The accepted answer to this question is very close to yet still missed a bit to what I want to know. It gives an example where the minimizer of $f=f_1+f_2$ is not a convex combination of the minimizers of $f_1$ and $f_2$. However, what happens of $f$ itself is a convex combination of $f_1$ and $f_2$ (i.e., $f=\theta f_1 + (1-\theta) f_2$ where $0<\theta<1$)? Is the statement 'the minimizer of $f$ is a convex combination of the minimizers of $f_1$ and $f_2$' true then? Furthermore, could the statement 'the minimizer of $f$ is the weighted average of the minimizers of $f_1$ and $f_2$ weighted according to $\theta$ and $1-\theta$' be true (needless to say this is even harder to be true)? Finally, if neither of those two statement is true, my guess is the following statement has to be true: given d-dimensional convex functions $f_1,...,f_n$, and the coordinates of their respective minimizer $(m_{1,1},...,m_{1,d}),...,(m_{n,1},...,m_{n,d})$, the coordinates of the minimizer of the convex combination of $f_1,...,f_n$ is $(m_{1}^*,...,m_{d}^*)$ such that $ min_{i}\{m_{i,j}\} \leq m_{j}^*\leq max_{i}\{m_{i,j}\} \,\forall j \in [d]$. But I'm not sure how to prove it.
The accepted answer here is related to my last statement, but it considered sum of $f_1$ and $f_2$ instead of their convex combination.
[Comment elevated to partial answer at suggestion of OP]
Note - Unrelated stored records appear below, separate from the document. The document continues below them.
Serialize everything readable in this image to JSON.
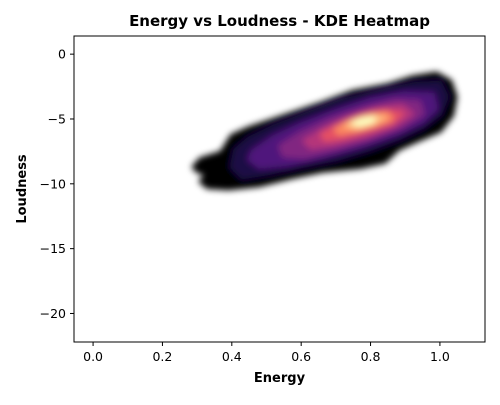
{
  "chart_data": {
    "type": "heatmap",
    "title": "Energy vs Loudness - KDE Heatmap",
    "xlabel": "Energy",
    "ylabel": "Loudness",
    "xlim": [
      -0.055,
      1.13
    ],
    "ylim": [
      -22.2,
      1.4
    ],
    "x_ticks": [
      0.0,
      0.2,
      0.4,
      0.6,
      0.8,
      1.0
    ],
    "x_tick_labels": [
      "0.0",
      "0.2",
      "0.4",
      "0.6",
      "0.8",
      "1.0"
    ],
    "y_ticks": [
      0,
      -5,
      -10,
      -15,
      -20
    ],
    "y_tick_labels": [
      "0",
      "−5",
      "−10",
      "−15",
      "−20"
    ],
    "colormap": "magma",
    "grid": false,
    "levels": [
      {
        "level": 1,
        "color": "#000004",
        "polygon": [
          [
            0.29,
            -8.7
          ],
          [
            0.31,
            -8.1
          ],
          [
            0.37,
            -7.6
          ],
          [
            0.4,
            -6.3
          ],
          [
            0.45,
            -5.7
          ],
          [
            0.55,
            -4.8
          ],
          [
            0.65,
            -3.9
          ],
          [
            0.75,
            -2.9
          ],
          [
            0.85,
            -2.4
          ],
          [
            0.92,
            -1.8
          ],
          [
            0.99,
            -1.5
          ],
          [
            1.03,
            -2.1
          ],
          [
            1.045,
            -3.3
          ],
          [
            1.035,
            -4.7
          ],
          [
            1.0,
            -5.9
          ],
          [
            0.93,
            -6.7
          ],
          [
            0.88,
            -7.3
          ],
          [
            0.84,
            -8.3
          ],
          [
            0.77,
            -8.7
          ],
          [
            0.66,
            -9.0
          ],
          [
            0.57,
            -9.5
          ],
          [
            0.48,
            -10.1
          ],
          [
            0.39,
            -10.35
          ],
          [
            0.33,
            -10.25
          ],
          [
            0.31,
            -9.8
          ],
          [
            0.33,
            -9.3
          ],
          [
            0.3,
            -9.0
          ]
        ]
      },
      {
        "level": 2,
        "color": "#1c1044",
        "polygon": [
          [
            0.41,
            -7.4
          ],
          [
            0.45,
            -6.5
          ],
          [
            0.52,
            -5.6
          ],
          [
            0.62,
            -4.6
          ],
          [
            0.72,
            -3.6
          ],
          [
            0.83,
            -2.9
          ],
          [
            0.93,
            -2.3
          ],
          [
            1.0,
            -2.2
          ],
          [
            1.02,
            -3.3
          ],
          [
            1.0,
            -4.6
          ],
          [
            0.95,
            -5.6
          ],
          [
            0.88,
            -6.5
          ],
          [
            0.8,
            -7.3
          ],
          [
            0.7,
            -8.1
          ],
          [
            0.6,
            -8.6
          ],
          [
            0.5,
            -9.2
          ],
          [
            0.43,
            -9.5
          ],
          [
            0.4,
            -8.7
          ]
        ]
      },
      {
        "level": 3,
        "color": "#4f127b",
        "polygon": [
          [
            0.46,
            -7.5
          ],
          [
            0.52,
            -6.4
          ],
          [
            0.6,
            -5.4
          ],
          [
            0.7,
            -4.4
          ],
          [
            0.8,
            -3.5
          ],
          [
            0.9,
            -3.0
          ],
          [
            0.98,
            -3.1
          ],
          [
            0.99,
            -4.2
          ],
          [
            0.95,
            -5.2
          ],
          [
            0.87,
            -6.2
          ],
          [
            0.77,
            -7.1
          ],
          [
            0.66,
            -7.9
          ],
          [
            0.56,
            -8.5
          ],
          [
            0.48,
            -8.7
          ],
          [
            0.45,
            -8.1
          ]
        ]
      },
      {
        "level": 4,
        "color": "#812581",
        "polygon": [
          [
            0.54,
            -7.1
          ],
          [
            0.6,
            -6.1
          ],
          [
            0.68,
            -5.1
          ],
          [
            0.78,
            -4.2
          ],
          [
            0.87,
            -3.6
          ],
          [
            0.94,
            -3.7
          ],
          [
            0.95,
            -4.6
          ],
          [
            0.89,
            -5.6
          ],
          [
            0.8,
            -6.5
          ],
          [
            0.7,
            -7.3
          ],
          [
            0.61,
            -7.9
          ],
          [
            0.55,
            -7.8
          ]
        ]
      },
      {
        "level": 5,
        "color": "#b5367a",
        "polygon": [
          [
            0.61,
            -6.7
          ],
          [
            0.66,
            -5.9
          ],
          [
            0.73,
            -5.0
          ],
          [
            0.81,
            -4.3
          ],
          [
            0.89,
            -4.0
          ],
          [
            0.92,
            -4.6
          ],
          [
            0.87,
            -5.5
          ],
          [
            0.79,
            -6.3
          ],
          [
            0.7,
            -6.9
          ],
          [
            0.63,
            -7.2
          ]
        ]
      },
      {
        "level": 6,
        "color": "#e55064",
        "polygon": [
          [
            0.66,
            -6.2
          ],
          [
            0.71,
            -5.5
          ],
          [
            0.77,
            -4.8
          ],
          [
            0.84,
            -4.4
          ],
          [
            0.89,
            -4.6
          ],
          [
            0.86,
            -5.3
          ],
          [
            0.79,
            -5.9
          ],
          [
            0.72,
            -6.4
          ],
          [
            0.67,
            -6.6
          ]
        ]
      },
      {
        "level": 7,
        "color": "#fb8761",
        "polygon": [
          [
            0.7,
            -5.8
          ],
          [
            0.74,
            -5.2
          ],
          [
            0.8,
            -4.7
          ],
          [
            0.85,
            -4.6
          ],
          [
            0.86,
            -5.0
          ],
          [
            0.81,
            -5.5
          ],
          [
            0.75,
            -5.9
          ],
          [
            0.71,
            -6.1
          ]
        ]
      },
      {
        "level": 8,
        "color": "#febb81",
        "polygon": [
          [
            0.73,
            -5.5
          ],
          [
            0.77,
            -5.0
          ],
          [
            0.81,
            -4.8
          ],
          [
            0.84,
            -4.9
          ],
          [
            0.81,
            -5.3
          ],
          [
            0.76,
            -5.7
          ]
        ]
      },
      {
        "level": 9,
        "color": "#fcfdbf",
        "polygon": [
          [
            0.75,
            -5.3
          ],
          [
            0.78,
            -5.0
          ],
          [
            0.81,
            -4.95
          ],
          [
            0.805,
            -5.2
          ],
          [
            0.77,
            -5.45
          ]
        ]
      }
    ]
  }
}
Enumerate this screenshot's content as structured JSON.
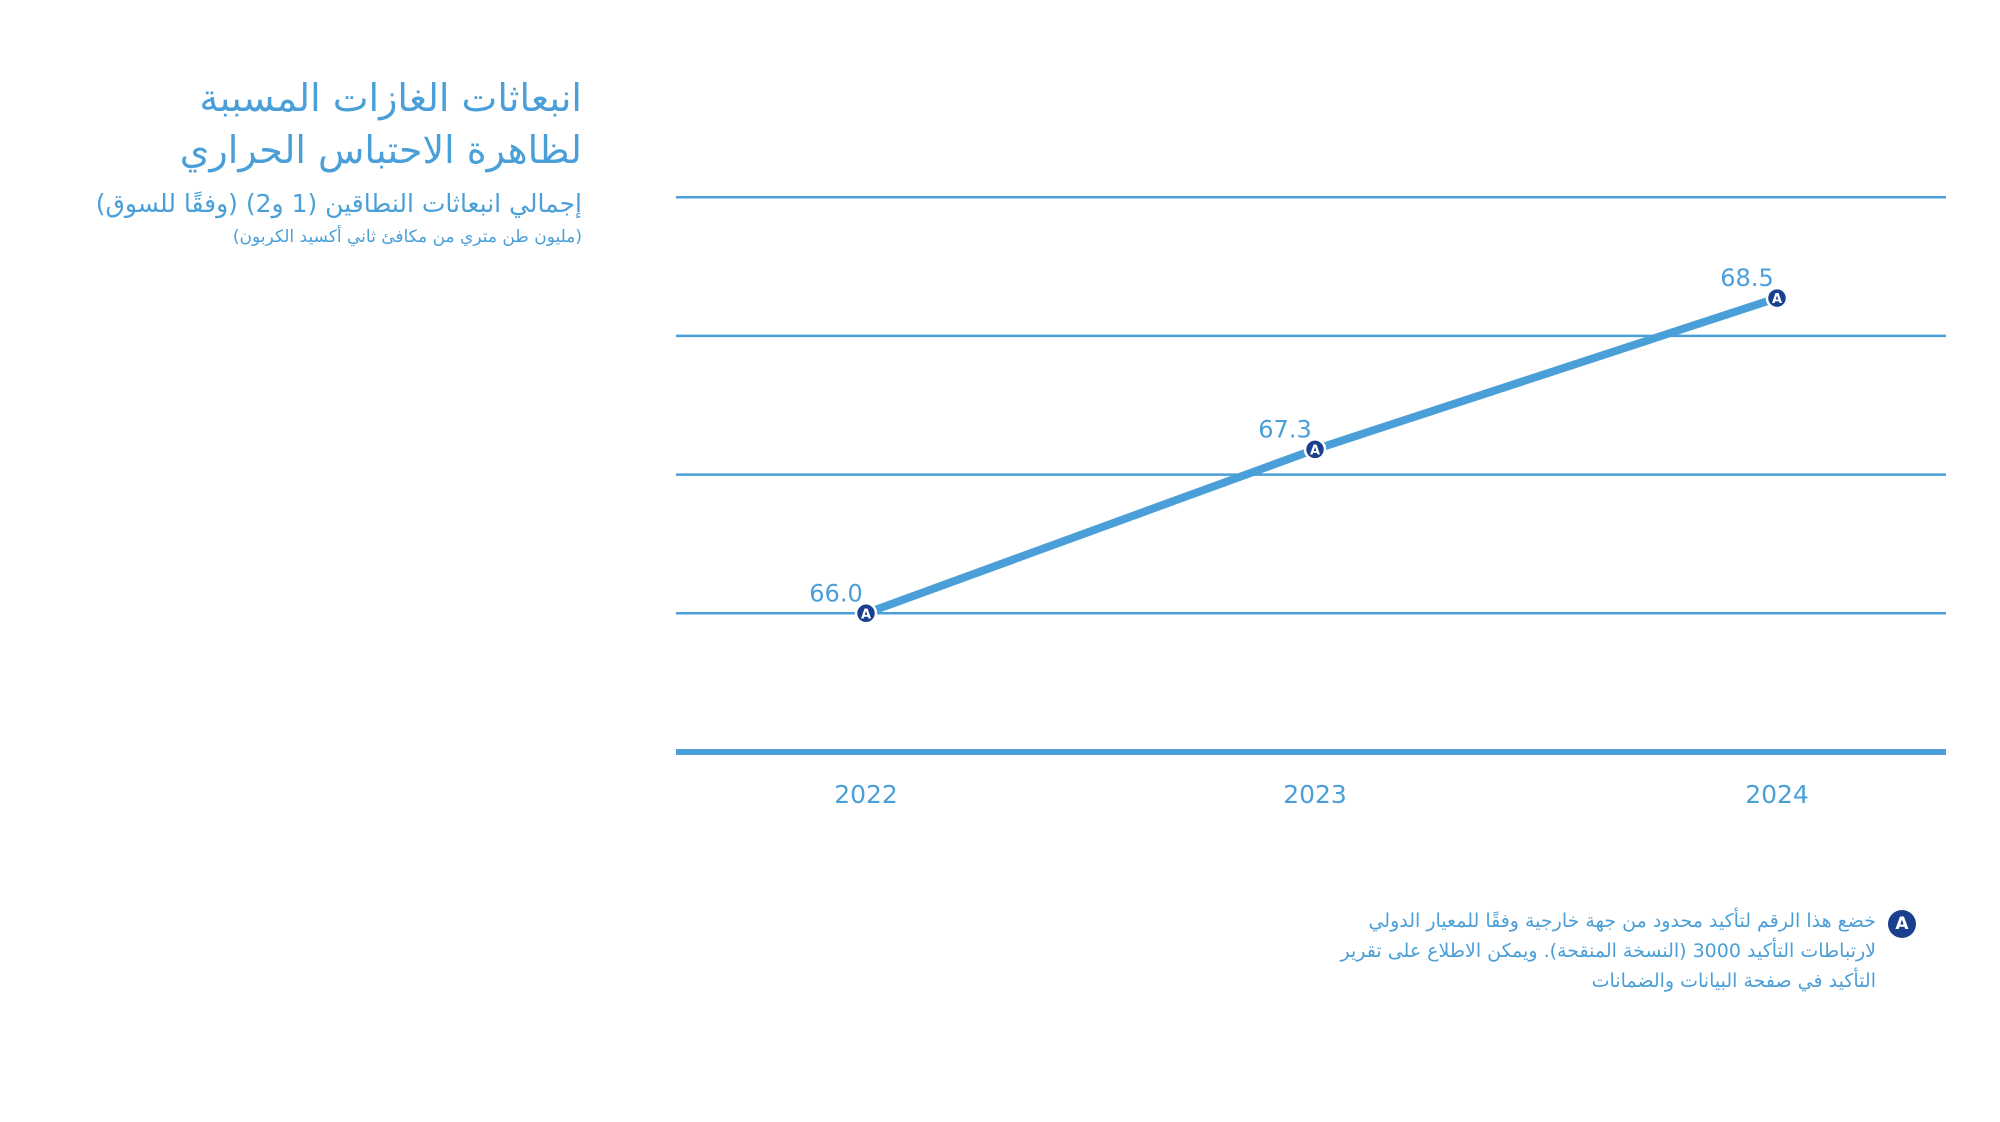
{
  "header": {
    "title_line1": "انبعاثات الغازات المسببة",
    "title_line2": "لظاهرة الاحتباس الحراري",
    "subtitle": "إجمالي انبعاثات النطاقين (1 و2) (وفقًا للسوق)",
    "unit": "(مليون طن متري من مكافئ ثاني أكسيد الكربون)"
  },
  "chart_data": {
    "type": "line",
    "title": "",
    "xlabel": "",
    "ylabel": "",
    "categories": [
      "2022",
      "2023",
      "2024"
    ],
    "series": [
      {
        "values": [
          66.0,
          67.3,
          68.5
        ],
        "labels": [
          "66.0",
          "67.3",
          "68.5"
        ]
      }
    ],
    "ylim": [
      64.9,
      69.5
    ],
    "gridlines": [
      66.0,
      67.1,
      68.2,
      69.3
    ],
    "grid": true,
    "point_marker": "A",
    "colors": {
      "line": "#4a9fd8",
      "grid": "#4a9fd8",
      "marker": "#1b3f8f",
      "text": "#4a9fd8"
    }
  },
  "footnote": {
    "badge": "A",
    "text": "خضع هذا الرقم لتأكيد محدود من جهة خارجية وفقًا للمعيار الدولي لارتباطات التأكيد 3000 (النسخة المنقحة). ويمكن الاطلاع على تقرير التأكيد في صفحة البيانات والضمانات"
  }
}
To answer part of the question: OP refers to an example where the minimizer of $f=f_1+f_2$ is not a convex combination of the minimizers of $f_1$ and $f_2$. If we let $$ g={f_1+f_2\over2} $$ then $g$ is a convex combination of $f_1$ and $f_2$, and the minimizer of $g$ is the same as the minimizer of $f$ and thus not a convex combination of the minimizers of $f_1$ and $f_2$.